Spacecraft wakes, calls home

Scientists have flung a spacecraft 800 million kilometers at a comet.  Because of low power the spacecraft was put to sleep for three years.  Now, they have successfully reactivated it and soon it will dance around Comet 67P before sending a lander to the surface.

Talk about unbelievable…

Just think about how hard it is for a pitcher to throw a strike, or a quarterback to connect with a tight end.

It might be good to remember Rosetta the next time we come up against a difficult problem.

Early times

Can you imagine what it was like for early humans?  Pitch black night, so dark you can’t see your hand in front of your face.  Frost or even ice and snow on the ground.  Predators lurking.  How did they possibly survive until the next day?

They must have slept fitfully.  Waking in the morning, they went out to seek food and water.  They solved problems that would stump contemporary humans.  In the end,   the unbroken chains they forged stretch across millenniums, from mitochondrial “Eve” to our mothers and sisters.

Does reading fiction help your brain?

Recently a flurry of articles came out that purport to describe how reading fiction improves the brain.

Brain Function “Boosted For Days After Reading a Novel” from slashdot

Your brain on fiction from the New York Times

It would be great if it was possible to measure “brain function” in a simple way and to be able to show that reading a novel causes an improvement in “brain function”.  Unfortunately reality is not this simple.  When one is reading a novel time passes.  Over time, a multitude of intervening variables might influence the dependent variable/s in question.

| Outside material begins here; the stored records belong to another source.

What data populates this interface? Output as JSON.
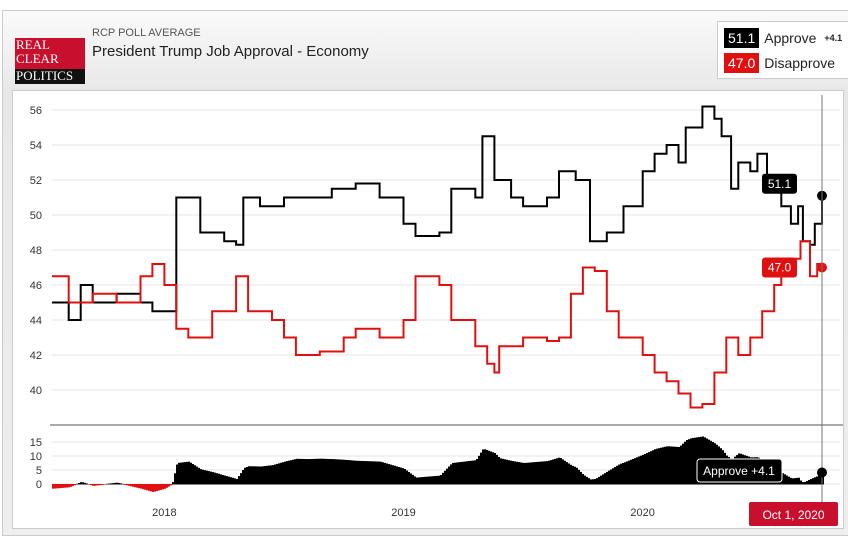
{
  "header": {
    "logo_lines": [
      "REAL",
      "CLEAR",
      "POLITICS"
    ],
    "subtitle": "RCP POLL AVERAGE",
    "title": "President Trump Job Approval - Economy"
  },
  "legend": {
    "approve": {
      "value": "51.1",
      "label": "Approve",
      "change": "+4.1",
      "color": "#000000"
    },
    "disapprove": {
      "value": "47.0",
      "label": "Disapprove",
      "color": "#e01010"
    }
  },
  "tooltip": {
    "label": "Approve +4.1",
    "date": "Oct 1, 2020"
  },
  "chart_data": {
    "type": "line",
    "title": "President Trump Job Approval - Economy",
    "yticks": [
      40,
      42,
      44,
      46,
      48,
      50,
      52,
      54,
      56
    ],
    "ylim": [
      38.5,
      57
    ],
    "xlim": [
      2017.53,
      2020.75
    ],
    "xticks": [
      {
        "v": 2018,
        "label": "2018"
      },
      {
        "v": 2019,
        "label": "2019"
      },
      {
        "v": 2020,
        "label": "2020"
      }
    ],
    "spread_yticks": [
      0,
      5,
      10,
      15
    ],
    "series": [
      {
        "name": "Approve",
        "color": "#000000",
        "end_label": "51.1",
        "x": [
          2017.53,
          2017.6,
          2017.65,
          2017.7,
          2017.8,
          2017.9,
          2017.95,
          2018.03,
          2018.05,
          2018.1,
          2018.15,
          2018.25,
          2018.3,
          2018.33,
          2018.4,
          2018.5,
          2018.6,
          2018.7,
          2018.8,
          2018.9,
          2019.0,
          2019.05,
          2019.15,
          2019.2,
          2019.3,
          2019.33,
          2019.38,
          2019.45,
          2019.5,
          2019.6,
          2019.65,
          2019.72,
          2019.78,
          2019.85,
          2019.92,
          2020.0,
          2020.05,
          2020.1,
          2020.15,
          2020.18,
          2020.25,
          2020.3,
          2020.33,
          2020.37,
          2020.4,
          2020.45,
          2020.48,
          2020.52,
          2020.58,
          2020.62,
          2020.65,
          2020.67,
          2020.7,
          2020.72,
          2020.75
        ],
        "y": [
          45,
          44,
          46,
          45,
          45.5,
          45,
          44.5,
          44.5,
          51,
          51,
          49,
          48.5,
          48.3,
          51,
          50.5,
          51,
          51,
          51.5,
          51.8,
          51,
          49.5,
          48.8,
          49,
          51.5,
          51,
          54.5,
          52,
          51,
          50.5,
          51,
          52.5,
          52,
          48.5,
          49,
          50.5,
          52.5,
          53.5,
          54,
          53,
          55,
          56.2,
          55.5,
          54.5,
          51.5,
          53,
          52.5,
          53.5,
          51.5,
          50.5,
          49.5,
          50.5,
          48.5,
          48.3,
          49.5,
          51.1
        ]
      },
      {
        "name": "Disapprove",
        "color": "#e01010",
        "end_label": "47.0",
        "x": [
          2017.53,
          2017.6,
          2017.7,
          2017.8,
          2017.9,
          2017.95,
          2018.0,
          2018.05,
          2018.1,
          2018.2,
          2018.3,
          2018.35,
          2018.45,
          2018.5,
          2018.55,
          2018.65,
          2018.75,
          2018.8,
          2018.9,
          2019.0,
          2019.05,
          2019.15,
          2019.2,
          2019.3,
          2019.35,
          2019.38,
          2019.4,
          2019.5,
          2019.6,
          2019.65,
          2019.7,
          2019.75,
          2019.8,
          2019.85,
          2019.9,
          2020.0,
          2020.05,
          2020.1,
          2020.15,
          2020.2,
          2020.25,
          2020.3,
          2020.35,
          2020.4,
          2020.45,
          2020.5,
          2020.55,
          2020.58,
          2020.62,
          2020.66,
          2020.7,
          2020.73,
          2020.75
        ],
        "y": [
          46.5,
          45,
          45.5,
          45,
          46.5,
          47.2,
          46,
          43.5,
          43,
          44.5,
          46.5,
          44.5,
          44,
          43,
          42,
          42.2,
          43,
          43.5,
          43,
          44,
          46.5,
          46,
          44,
          42.5,
          41.5,
          41,
          42.5,
          43,
          42.8,
          43,
          45.5,
          47,
          46.8,
          44.5,
          43,
          42,
          41,
          40.5,
          39.8,
          39,
          39.2,
          41,
          43,
          42,
          43,
          44.5,
          46,
          46.5,
          47.5,
          48.5,
          46.5,
          47.2,
          47.0
        ]
      }
    ]
  }
}
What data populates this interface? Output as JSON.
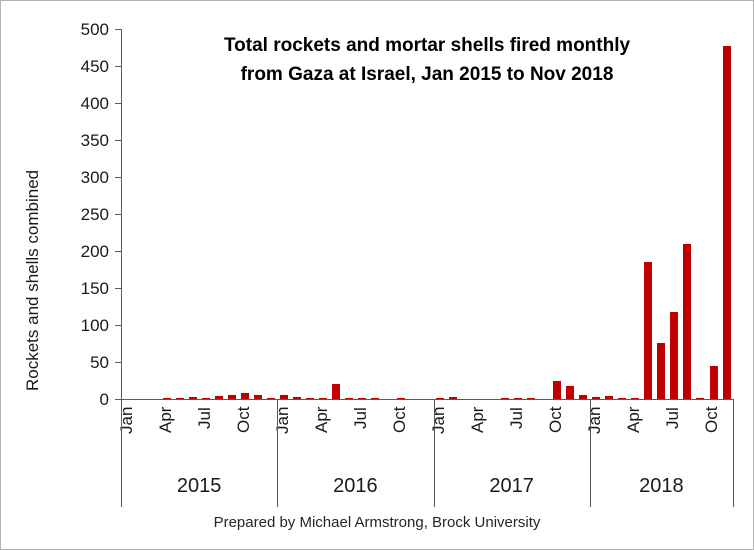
{
  "chart_data": {
    "type": "bar",
    "title": [
      "Total rockets and mortar shells fired monthly",
      "from Gaza at Israel, Jan 2015 to Nov 2018"
    ],
    "ylabel": "Rockets and shells combined",
    "ylim": [
      0,
      500
    ],
    "ytick_step": 50,
    "month_tick_labels": [
      "Jan",
      "Apr",
      "Jul",
      "Oct"
    ],
    "bar_color": "#c00000",
    "series": [
      {
        "year": "2015",
        "values": [
          0,
          0,
          0,
          1,
          2,
          3,
          2,
          4,
          5,
          8,
          6,
          2
        ]
      },
      {
        "year": "2016",
        "values": [
          6,
          3,
          2,
          1,
          21,
          1,
          2,
          1,
          0,
          2,
          0,
          0
        ]
      },
      {
        "year": "2017",
        "values": [
          2,
          3,
          0,
          0,
          0,
          1,
          2,
          1,
          0,
          25,
          18,
          5
        ]
      },
      {
        "year": "2018",
        "values": [
          3,
          4,
          1,
          1,
          185,
          76,
          117,
          210,
          2,
          45,
          477
        ]
      }
    ],
    "caption": "Prepared by Michael Armstrong, Brock University"
  }
}
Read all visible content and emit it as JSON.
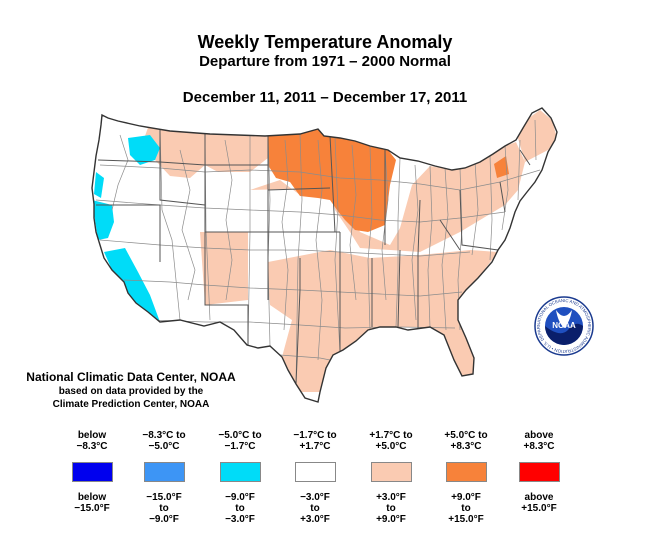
{
  "title": "Weekly Temperature Anomaly",
  "subtitle": "Departure from 1971 – 2000 Normal",
  "date_range": "December 11, 2011 – December 17, 2011",
  "credit": {
    "line1": "National Climatic Data Center, NOAA",
    "line2": "based on data provided by the",
    "line3": "Climate Prediction Center, NOAA"
  },
  "noaa_logo": {
    "text": "NOAA",
    "ring_text": "NATIONAL OCEANIC AND ATMOSPHERIC ADMINISTRATION • U.S. DEPARTMENT OF COMMERCE"
  },
  "colors": {
    "cold_extreme": "#0000ee",
    "cold_strong": "#3d95f5",
    "cold_moderate": "#00dcf8",
    "near_normal": "#ffffff",
    "warm_moderate": "#facbb2",
    "warm_strong": "#f7823a",
    "warm_extreme": "#ff0000",
    "boundary": "#8c8c8c"
  },
  "legend": [
    {
      "top1": "below",
      "top2": "−8.3°C",
      "color": "#0000ee",
      "bot1": "below",
      "bot2": "−15.0°F",
      "bot3": ""
    },
    {
      "top1": "−8.3°C to",
      "top2": "−5.0°C",
      "color": "#3d95f5",
      "bot1": "−15.0°F",
      "bot2": "to",
      "bot3": "−9.0°F"
    },
    {
      "top1": "−5.0°C to",
      "top2": "−1.7°C",
      "color": "#00dcf8",
      "bot1": "−9.0°F",
      "bot2": "to",
      "bot3": "−3.0°F"
    },
    {
      "top1": "−1.7°C to",
      "top2": "+1.7°C",
      "color": "#ffffff",
      "bot1": "−3.0°F",
      "bot2": "to",
      "bot3": "+3.0°F"
    },
    {
      "top1": "+1.7°C to",
      "top2": "+5.0°C",
      "color": "#facbb2",
      "bot1": "+3.0°F",
      "bot2": "to",
      "bot3": "+9.0°F"
    },
    {
      "top1": "+5.0°C to",
      "top2": "+8.3°C",
      "color": "#f7823a",
      "bot1": "+9.0°F",
      "bot2": "to",
      "bot3": "+15.0°F"
    },
    {
      "top1": "above",
      "top2": "+8.3°C",
      "color": "#ff0000",
      "bot1": "above",
      "bot2": "+15.0°F",
      "bot3": ""
    }
  ]
}
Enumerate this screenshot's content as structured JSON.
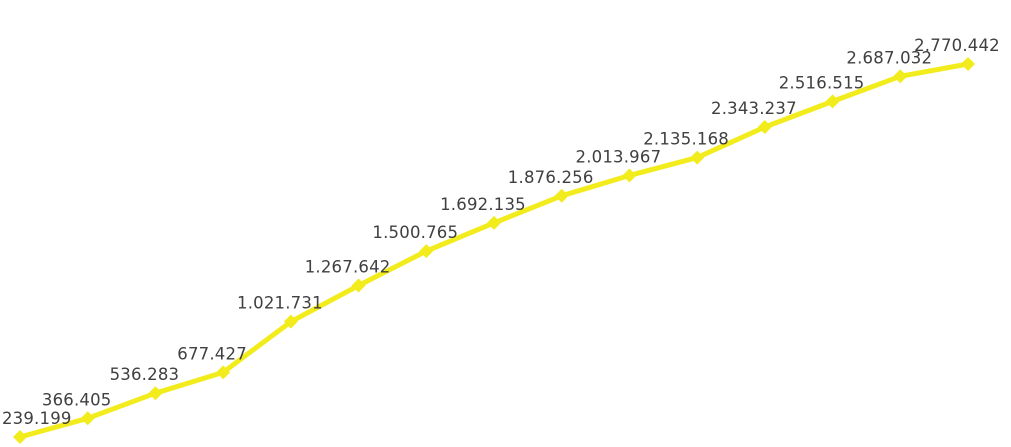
{
  "chart_data": {
    "type": "line",
    "title": "",
    "xlabel": "",
    "ylabel": "",
    "grid": false,
    "legend": "none",
    "color": "#F2EC1D",
    "marker": "diamond",
    "series": [
      {
        "values": [
          239199,
          366405,
          536283,
          677427,
          1021731,
          1267642,
          1500765,
          1692135,
          1876256,
          2013967,
          2135168,
          2343237,
          2516515,
          2687032,
          2770442
        ],
        "labels": [
          "239.199",
          "366.405",
          "536.283",
          "677.427",
          "1.021.731",
          "1.267.642",
          "1.500.765",
          "1.692.135",
          "1.876.256",
          "2.013.967",
          "2.135.168",
          "2.343.237",
          "2.516.515",
          "2.687.032",
          "2.770.442"
        ]
      }
    ]
  }
}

These studies are a perfect example of the limits of science.  Certain phenomena are too complex to fit neatly into a hypothesis or controlled experiment.  It is obvious to anyone who spends time reading good fiction that it is relaxing and beneficial in many ways.  For one thing, reading requires a person to carve a substantial amount of time out of each day and this alone might account for some of the benefits from reading.

In any event, why does there have to be a scientific explanation for something so pleasurable and so human?  Why do we need to pick it apart and dissect it?  However, if studies like this do encourage more people to read deeply then that is fine.

The magic of literature and the other arts is that they are mysterious.  There are some things in this universe that scientists will never poke, prod or measure.  Muses are one of these.

Ryunosuke Akutagawa’s short stories

I just finished a book of short stories by Ryunosuke Akutagawa.  This Japanese author committed suicide in 1927 after writing hundreds of poems and stories.  Some of his stories are so haunting that the images will be seared into your brain forever.  Rashomon is one of these.  It is almost as if the author is an omnipotent being hovering over the scenes providing a running commentary on medieval Japanese life.  After reading this slim volume, I do have one imperative.  I must try some yam gruel.

 

Life lessons from Turgenev

Just finished reading “First Love” by Ivan Turgenev, a short  book that was published in 1860.  Every young person should read this story.  It could serve as a training manual for the inevitable crises of passion that every young man and woman will go through at one time or another.

The most amazing thing about this book is the way it grabs the reader and pulls one into the mind of the main character, a sixteen year old boy who is hopelessly in love with a beautiful young princess, who just happens to be several years older.  Even though the result is predictable, the author creates a tension that is almost excruciating.